Understand your metrics better by trying to predict how changes will impact them

A few weeks ago, right before launching a new email marketing campaign at work, I asked folks on our team for any predictions about what the email’s conversion rate would be. It wasn’t intended as a serious exercise – more in line with the game where you guess the date a baby will be born or how many marbles are in a jar.

Someone threw out a guess and then a few more people followed with their own. We launched the email campaign and waited. When the results came in, the actual conversion rate was much lower than any of us had expected. We were all surprised and I think a big part of that was due to the guesses we had made beforehand.

I’ve been thinking a lot about that experience and what we can learn from it.

Trying to predict how your metrics will change is a great way to force you to think deeply about those metrics. It’s easy after you make a change to your product to look at a metric and conclude that the change – or lack thereof – makes sense. But if you have to make a prediction beforehand, you’re forced to consider all of the factors. In this example, what do our email conversion rates typically look like? Is it 0.5% of 2% of 5%? Have we tried something similar in the past? Are there other channels that we can learn from? Do we expect this new campaign to have higher or lower conversion rates?

The more you try to predict how your metrics will change, the better you’ll get at predicting them and the better you get, the more likely it is you’ll be able to move those metrics. Imagine two teams, one that always tries to predict what the metrics will look like and one that doesn’t. After doing this several times, which team do you think will be better at understanding how to influence those metrics?

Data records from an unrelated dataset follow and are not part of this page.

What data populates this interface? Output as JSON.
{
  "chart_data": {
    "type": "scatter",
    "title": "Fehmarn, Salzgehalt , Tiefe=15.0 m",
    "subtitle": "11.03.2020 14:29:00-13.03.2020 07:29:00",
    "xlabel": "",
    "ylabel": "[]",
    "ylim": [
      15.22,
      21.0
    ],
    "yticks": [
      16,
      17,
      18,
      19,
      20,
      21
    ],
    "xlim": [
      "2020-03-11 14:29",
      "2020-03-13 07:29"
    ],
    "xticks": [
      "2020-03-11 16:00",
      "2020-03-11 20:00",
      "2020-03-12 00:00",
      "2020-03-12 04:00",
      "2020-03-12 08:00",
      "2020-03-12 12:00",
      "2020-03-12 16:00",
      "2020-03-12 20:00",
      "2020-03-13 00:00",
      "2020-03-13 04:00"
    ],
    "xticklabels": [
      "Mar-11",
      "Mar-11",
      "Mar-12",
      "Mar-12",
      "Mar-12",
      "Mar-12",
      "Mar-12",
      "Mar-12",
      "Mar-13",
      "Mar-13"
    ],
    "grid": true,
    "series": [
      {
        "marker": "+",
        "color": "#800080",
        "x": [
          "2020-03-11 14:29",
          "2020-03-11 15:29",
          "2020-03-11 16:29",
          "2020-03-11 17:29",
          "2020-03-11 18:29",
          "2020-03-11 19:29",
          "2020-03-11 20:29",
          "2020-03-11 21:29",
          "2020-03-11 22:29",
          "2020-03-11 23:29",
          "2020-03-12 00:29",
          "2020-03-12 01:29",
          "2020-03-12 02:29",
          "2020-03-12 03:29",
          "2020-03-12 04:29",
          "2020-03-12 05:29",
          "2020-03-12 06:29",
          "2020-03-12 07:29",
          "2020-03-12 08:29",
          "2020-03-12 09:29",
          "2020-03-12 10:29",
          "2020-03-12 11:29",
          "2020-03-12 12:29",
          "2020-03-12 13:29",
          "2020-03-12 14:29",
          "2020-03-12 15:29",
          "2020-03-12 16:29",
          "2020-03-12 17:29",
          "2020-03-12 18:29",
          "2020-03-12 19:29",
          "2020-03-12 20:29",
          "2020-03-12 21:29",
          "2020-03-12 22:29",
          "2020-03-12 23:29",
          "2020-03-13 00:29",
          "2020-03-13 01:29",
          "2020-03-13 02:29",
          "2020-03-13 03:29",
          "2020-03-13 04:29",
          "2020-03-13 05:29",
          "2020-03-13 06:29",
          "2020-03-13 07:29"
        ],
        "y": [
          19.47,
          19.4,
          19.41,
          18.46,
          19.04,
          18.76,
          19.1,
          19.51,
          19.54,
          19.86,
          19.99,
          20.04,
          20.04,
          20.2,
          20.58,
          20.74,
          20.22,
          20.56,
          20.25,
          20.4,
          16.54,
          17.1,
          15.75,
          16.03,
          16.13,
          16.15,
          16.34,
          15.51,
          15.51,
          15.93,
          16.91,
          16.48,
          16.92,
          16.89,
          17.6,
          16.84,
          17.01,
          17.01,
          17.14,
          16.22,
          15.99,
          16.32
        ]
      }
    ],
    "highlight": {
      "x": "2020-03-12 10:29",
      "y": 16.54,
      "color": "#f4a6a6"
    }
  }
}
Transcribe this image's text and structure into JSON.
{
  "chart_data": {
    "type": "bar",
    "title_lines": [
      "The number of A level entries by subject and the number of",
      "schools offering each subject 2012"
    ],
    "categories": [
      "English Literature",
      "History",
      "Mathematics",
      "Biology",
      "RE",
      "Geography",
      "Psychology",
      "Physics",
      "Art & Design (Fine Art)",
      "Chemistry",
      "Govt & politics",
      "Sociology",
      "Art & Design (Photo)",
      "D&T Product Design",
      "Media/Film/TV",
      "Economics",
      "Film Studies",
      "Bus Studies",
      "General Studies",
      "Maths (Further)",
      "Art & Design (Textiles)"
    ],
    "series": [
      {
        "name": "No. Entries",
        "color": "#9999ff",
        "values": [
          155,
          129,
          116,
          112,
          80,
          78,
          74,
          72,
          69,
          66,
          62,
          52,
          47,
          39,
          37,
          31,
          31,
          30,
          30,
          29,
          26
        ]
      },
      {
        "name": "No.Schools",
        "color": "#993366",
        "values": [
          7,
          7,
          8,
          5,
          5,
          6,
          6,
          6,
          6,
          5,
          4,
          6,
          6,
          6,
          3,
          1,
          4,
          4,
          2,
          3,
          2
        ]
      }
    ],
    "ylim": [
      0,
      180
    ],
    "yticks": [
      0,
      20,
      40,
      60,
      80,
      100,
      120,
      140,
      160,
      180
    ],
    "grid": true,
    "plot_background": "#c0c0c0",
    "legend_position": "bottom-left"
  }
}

Don’t ask people to guess in public because the subsequent guesses will tend to be anchored towards the first guess. If no one has an idea initially and someone guesses that a metric will be 5%, then people will tend to anchor their guesses around 5%: 4%, 6%, etc. It’s much less likely someone will say 0.4% even if they would have guessed that without seeing any other responses. The easiest way to get around this is probably sending out a survey and have people guess there. Afterwards, you can reveal who was closest.

Put your guesses in writing. It may take some time for the results to come in and it’s easy to forget what your original prediction was. Also, it will make you take the exercise more seriously because of the extra accountability that putting it in writing adds.

Try to predict how your metrics will change before embarking on a project. For example, before we set up this email campaign, should we have tried to predict how it would perform? I think so. Not only would it cause us to think more carefully about the objectives and how to achieve them, but it may have led us not to pursue it in the first place.

Look for other opportunies to make predictions. This doesn’t have to be limited to product changes. For example, lets say you’re about to publish a big announcement on your blog:

  • How many visitors will that post bring over the first 24 hours? How about a week later?
  • How many people will share it on social media?
  • How many of those people will convert into free/paying customers?

A lot of what we do online can be quantified – keep and eye out for ways to hone your predictive skills.

Do any of you all do this type of thing on a regular basis? I’d love to hear about your experience and what you’ve learned from it.